Netflix has ordered its first original English-language feature from Canada, but the project may sound a little familiar.
The streaming service announced it has acquired the global rights to the Code 8 sequel, Code 8: Part II, at the 42nd Banff World Media Festival today (June 14).
Production on the Collective Pictures project begins later this year in Canada with returning director Jeff Chan. Cousins Robbie Amell and Stephen Amell reprise their roles from the first film. The trio also produces alongside Chris Paré, who wrote the script alongside Chan, Sherren Lee and Jesse LaVercombe.
“After witnessing the murder of her brother and subsequent cover up, a teenage girl with abnormal abilities seeks the help of an ex-con (Robbie Amell) and his former partner-in-crime (Stephen Amell),” reads the official logline. “Together, they face a unit of corrupt police officers who deploy advanced robotic technology to prevent themselves from being exposed.”

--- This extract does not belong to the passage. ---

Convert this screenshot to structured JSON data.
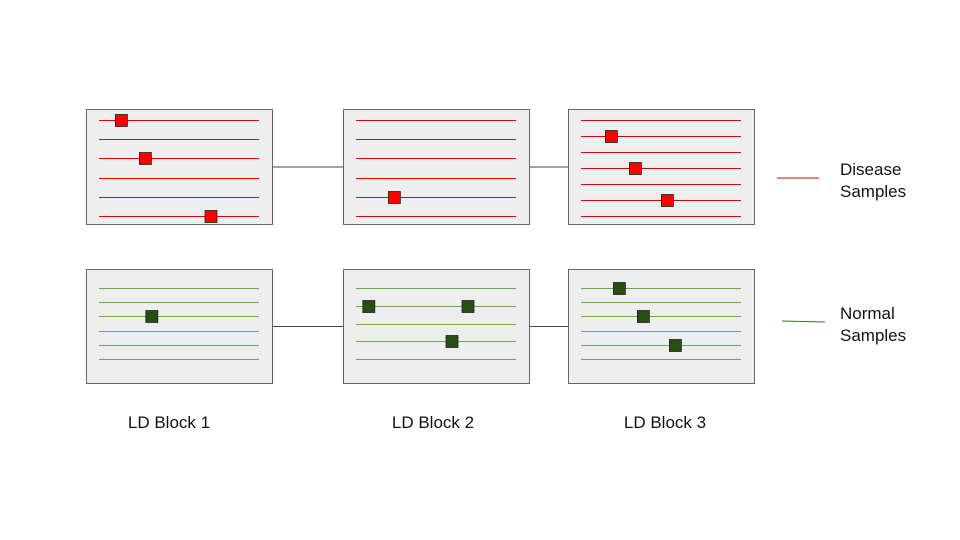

The deal was negotiated by executive producers XYZ Films.
The announcement comes following the original film’s impressive debut on the streaming service outside of Canada in April 2020, when it cracked the then-new Top 10 chart in the U.S. and internationally. At the time Code 8 had also posted VOD returns of roughly $5 million through Apple, Amazon and Vudu.
The original film was distributed by Elevation Pictures in Canada (it originally streamed on Crave) and XYZ Films internationally. The movie revolves around a group of people born with supernatural abilities, deemed “specials.” In order to survive in a world where the other 96% of the population shuns them, the specials are forced into a world of crime and poverty.

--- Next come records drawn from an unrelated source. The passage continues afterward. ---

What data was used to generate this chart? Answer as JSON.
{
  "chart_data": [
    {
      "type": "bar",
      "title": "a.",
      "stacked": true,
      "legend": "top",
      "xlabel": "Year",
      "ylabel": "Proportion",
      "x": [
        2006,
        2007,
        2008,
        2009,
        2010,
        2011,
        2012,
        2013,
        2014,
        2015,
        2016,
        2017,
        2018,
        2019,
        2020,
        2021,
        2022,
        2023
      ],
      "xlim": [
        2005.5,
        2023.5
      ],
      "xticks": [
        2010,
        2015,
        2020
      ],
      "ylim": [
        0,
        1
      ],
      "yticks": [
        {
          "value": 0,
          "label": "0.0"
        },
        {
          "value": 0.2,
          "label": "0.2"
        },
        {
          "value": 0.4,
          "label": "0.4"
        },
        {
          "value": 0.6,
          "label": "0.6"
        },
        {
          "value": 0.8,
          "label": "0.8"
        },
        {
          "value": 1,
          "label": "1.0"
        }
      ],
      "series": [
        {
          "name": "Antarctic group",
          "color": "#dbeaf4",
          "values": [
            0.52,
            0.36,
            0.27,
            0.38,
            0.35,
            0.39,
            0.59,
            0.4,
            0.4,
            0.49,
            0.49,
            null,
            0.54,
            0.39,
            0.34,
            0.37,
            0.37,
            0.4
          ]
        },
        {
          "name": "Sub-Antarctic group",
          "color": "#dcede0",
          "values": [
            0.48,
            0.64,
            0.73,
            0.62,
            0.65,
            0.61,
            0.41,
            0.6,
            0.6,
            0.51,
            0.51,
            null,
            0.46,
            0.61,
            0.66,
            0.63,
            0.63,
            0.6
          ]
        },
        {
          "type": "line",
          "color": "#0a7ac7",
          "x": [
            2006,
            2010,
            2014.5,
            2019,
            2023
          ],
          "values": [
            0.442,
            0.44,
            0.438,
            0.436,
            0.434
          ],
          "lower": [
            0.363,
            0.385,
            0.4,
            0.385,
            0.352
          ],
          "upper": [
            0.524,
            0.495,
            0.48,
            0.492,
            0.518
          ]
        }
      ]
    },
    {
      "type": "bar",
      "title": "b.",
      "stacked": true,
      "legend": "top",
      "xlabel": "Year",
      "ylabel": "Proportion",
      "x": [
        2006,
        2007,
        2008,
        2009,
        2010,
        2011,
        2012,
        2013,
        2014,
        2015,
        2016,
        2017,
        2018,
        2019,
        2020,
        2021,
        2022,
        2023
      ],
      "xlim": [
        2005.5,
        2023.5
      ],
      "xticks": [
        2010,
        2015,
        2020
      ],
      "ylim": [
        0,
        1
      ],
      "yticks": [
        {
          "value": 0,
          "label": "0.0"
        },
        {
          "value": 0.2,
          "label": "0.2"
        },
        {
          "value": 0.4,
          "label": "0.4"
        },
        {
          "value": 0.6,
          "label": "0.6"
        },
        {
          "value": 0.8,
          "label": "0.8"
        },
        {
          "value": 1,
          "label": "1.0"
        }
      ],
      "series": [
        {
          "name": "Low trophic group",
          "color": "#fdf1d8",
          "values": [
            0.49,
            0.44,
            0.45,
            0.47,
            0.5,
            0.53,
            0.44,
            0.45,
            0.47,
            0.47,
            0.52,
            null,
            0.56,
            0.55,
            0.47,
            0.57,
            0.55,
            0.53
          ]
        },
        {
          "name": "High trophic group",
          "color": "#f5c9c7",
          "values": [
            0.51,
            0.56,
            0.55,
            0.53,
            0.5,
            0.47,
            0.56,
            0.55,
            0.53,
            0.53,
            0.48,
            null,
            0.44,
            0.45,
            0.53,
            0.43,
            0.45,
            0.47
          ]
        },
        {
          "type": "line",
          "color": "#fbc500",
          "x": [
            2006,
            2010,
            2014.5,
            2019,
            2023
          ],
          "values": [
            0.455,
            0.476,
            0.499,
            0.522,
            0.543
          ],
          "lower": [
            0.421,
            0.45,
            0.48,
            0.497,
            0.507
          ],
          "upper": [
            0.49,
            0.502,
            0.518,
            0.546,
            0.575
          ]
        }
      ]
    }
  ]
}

Kari Matchett, Lawrence Bayne, Jai Jai Jones, Sung Kang, Alex Mallari Jr. and Aaron Abrams also starred in the first instalment.
Code 8 began with a 10-minute short for an Indiegogo campaign in 2016 that surged into the largest-ever crowd-funded campaign for a Canadian film after it received $2.4 million in a little over a month. A spinoff series was also developed for the short-lived streaming service Quibi in December 2019, but it never went ahead as the service shut down in December 2020, less than seven months after launch.
Code 8: Part II was first announced in early June.